Note: You can shorten TRUE
to T
and FALSE
to F
.
mtcars %>%
group_by(cyl) %>%
arrange(desc(wt), .by_group = T) %>%
print(n = 20)
## # A tibble: 32 × 11
## # Groups: cyl [3]
## mpg cyl disp hp drat wt qsec vs am gear carb
## <dbl> <dbl> <dbl> <dbl> <dbl> <dbl> <dbl> <dbl> <dbl> <dbl> <dbl>
## 1 24.4 4 147. 62 3.69 3.19 20 1 0 4 2
## 2 22.8 4 141. 95 3.92 3.15 22.9 1 0 4 2
## 3 21.4 4 121 109 4.11 2.78 18.6 1 1 4 2
## 4 21.5 4 120. 97 3.7 2.46 20.0 1 0 3 1
## 5 22.8 4 108 93 3.85 2.32 18.6 1 1 4 1
## 6 32.4 4 78.7 66 4.08 2.2 19.5 1 1 4 1
## 7 26 4 120. 91 4.43 2.14 16.7 0 1 5 2
## 8 27.3 4 79 66 4.08 1.94 18.9 1 1 4 1
## 9 33.9 4 71.1 65 4.22 1.84 19.9 1 1 4 1
## 10 30.4 4 75.7 52 4.93 1.62 18.5 1 1 4 2
## 11 30.4 4 95.1 113 3.77 1.51 16.9 1 1 5 2
## 12 18.1 6 225 105 2.76 3.46 20.2 1 0 3 1
## 13 19.2 6 168. 123 3.92 3.44 18.3 1 0 4 4
## 14 17.8 6 168. 123 3.92 3.44 18.9 1 0 4 4
## 15 21.4 6 258 110 3.08 3.22 19.4 1 0 3 1
## 16 21 6 160 110 3.9 2.88 17.0 0 1 4 4
## 17 19.7 6 145 175 3.62 2.77 15.5 0 1 5 6
## 18 21 6 160 110 3.9 2.62 16.5 0 1 4 4
## 19 10.4 8 460 215 3 5.42 17.8 0 0 3 4
## 20 14.7 8 440 230 3.23 5.34 17.4 0 0 3 4
## # … with 12 more rows
But you might be wondering - they both do the same thing and it’s easier to remember to just pass the grouping column into the arrange()
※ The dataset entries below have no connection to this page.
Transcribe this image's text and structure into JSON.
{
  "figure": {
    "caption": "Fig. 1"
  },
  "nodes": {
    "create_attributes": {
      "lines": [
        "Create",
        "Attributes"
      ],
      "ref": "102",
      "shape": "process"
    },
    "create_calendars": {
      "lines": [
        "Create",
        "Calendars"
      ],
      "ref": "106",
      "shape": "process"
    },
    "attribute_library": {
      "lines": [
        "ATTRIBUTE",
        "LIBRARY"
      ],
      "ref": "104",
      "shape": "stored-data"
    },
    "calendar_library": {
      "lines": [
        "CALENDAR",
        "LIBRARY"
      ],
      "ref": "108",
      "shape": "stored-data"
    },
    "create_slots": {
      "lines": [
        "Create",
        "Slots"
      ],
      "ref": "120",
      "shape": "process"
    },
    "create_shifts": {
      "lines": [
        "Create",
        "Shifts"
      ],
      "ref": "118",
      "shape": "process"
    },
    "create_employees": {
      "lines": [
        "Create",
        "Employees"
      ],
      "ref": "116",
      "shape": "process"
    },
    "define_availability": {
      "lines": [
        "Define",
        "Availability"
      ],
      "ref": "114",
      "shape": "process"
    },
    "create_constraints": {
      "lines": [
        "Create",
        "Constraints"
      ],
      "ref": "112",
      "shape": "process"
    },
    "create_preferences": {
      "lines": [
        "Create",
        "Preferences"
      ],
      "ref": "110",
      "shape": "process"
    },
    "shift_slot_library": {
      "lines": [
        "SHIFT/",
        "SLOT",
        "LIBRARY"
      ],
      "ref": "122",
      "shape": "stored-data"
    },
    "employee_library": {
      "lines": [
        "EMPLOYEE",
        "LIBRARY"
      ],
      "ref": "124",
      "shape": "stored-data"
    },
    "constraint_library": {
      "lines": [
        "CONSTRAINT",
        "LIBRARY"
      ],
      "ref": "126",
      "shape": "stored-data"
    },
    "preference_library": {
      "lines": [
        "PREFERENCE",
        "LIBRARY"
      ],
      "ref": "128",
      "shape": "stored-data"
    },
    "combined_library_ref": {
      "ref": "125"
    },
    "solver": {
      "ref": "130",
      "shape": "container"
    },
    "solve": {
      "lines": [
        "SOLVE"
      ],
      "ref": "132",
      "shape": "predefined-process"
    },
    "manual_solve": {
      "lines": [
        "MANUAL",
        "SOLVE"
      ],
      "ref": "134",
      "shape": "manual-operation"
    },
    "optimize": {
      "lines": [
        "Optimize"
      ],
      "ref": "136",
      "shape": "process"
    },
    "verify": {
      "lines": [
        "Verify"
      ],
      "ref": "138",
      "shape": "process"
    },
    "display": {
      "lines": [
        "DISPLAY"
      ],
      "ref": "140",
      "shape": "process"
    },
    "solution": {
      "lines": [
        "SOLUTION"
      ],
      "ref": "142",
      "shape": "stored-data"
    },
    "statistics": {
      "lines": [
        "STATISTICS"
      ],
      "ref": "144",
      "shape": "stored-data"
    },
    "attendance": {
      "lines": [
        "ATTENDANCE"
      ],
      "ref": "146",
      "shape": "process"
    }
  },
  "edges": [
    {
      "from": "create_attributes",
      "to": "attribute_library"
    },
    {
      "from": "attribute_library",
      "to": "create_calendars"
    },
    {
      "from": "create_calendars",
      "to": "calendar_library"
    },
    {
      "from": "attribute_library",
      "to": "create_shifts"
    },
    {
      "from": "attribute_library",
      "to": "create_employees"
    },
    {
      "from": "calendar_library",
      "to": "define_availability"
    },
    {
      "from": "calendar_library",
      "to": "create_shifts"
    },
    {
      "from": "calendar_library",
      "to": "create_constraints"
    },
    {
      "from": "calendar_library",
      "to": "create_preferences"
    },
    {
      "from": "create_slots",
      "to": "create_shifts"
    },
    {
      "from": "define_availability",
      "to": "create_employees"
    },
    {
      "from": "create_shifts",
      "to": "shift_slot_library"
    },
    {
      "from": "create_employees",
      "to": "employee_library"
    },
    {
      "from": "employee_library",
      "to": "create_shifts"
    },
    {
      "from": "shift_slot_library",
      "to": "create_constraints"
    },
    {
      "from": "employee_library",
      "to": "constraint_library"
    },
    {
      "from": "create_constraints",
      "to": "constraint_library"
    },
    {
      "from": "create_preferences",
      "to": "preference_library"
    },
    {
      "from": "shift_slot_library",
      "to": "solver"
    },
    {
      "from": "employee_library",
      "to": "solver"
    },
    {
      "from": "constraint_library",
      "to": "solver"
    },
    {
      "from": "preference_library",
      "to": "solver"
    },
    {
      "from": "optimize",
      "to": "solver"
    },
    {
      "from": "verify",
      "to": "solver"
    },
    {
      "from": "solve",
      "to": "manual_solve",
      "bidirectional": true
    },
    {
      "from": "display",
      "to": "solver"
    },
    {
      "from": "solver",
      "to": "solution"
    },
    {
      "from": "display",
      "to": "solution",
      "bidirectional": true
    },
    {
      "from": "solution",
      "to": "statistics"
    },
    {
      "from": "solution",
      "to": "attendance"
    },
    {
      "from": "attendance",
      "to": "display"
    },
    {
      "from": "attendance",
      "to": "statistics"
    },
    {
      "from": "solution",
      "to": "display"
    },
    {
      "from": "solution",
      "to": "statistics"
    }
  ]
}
function as well. Well, you’d be correct. However, it does limit the flexibility of your code. For example, if I wanted to transform this piece of code into a function where the user can pass in the column they want to group by and order by, this code would be much more prepared to handle the change into a function.
But don’t worry, we’ll cover that complexity at a later date!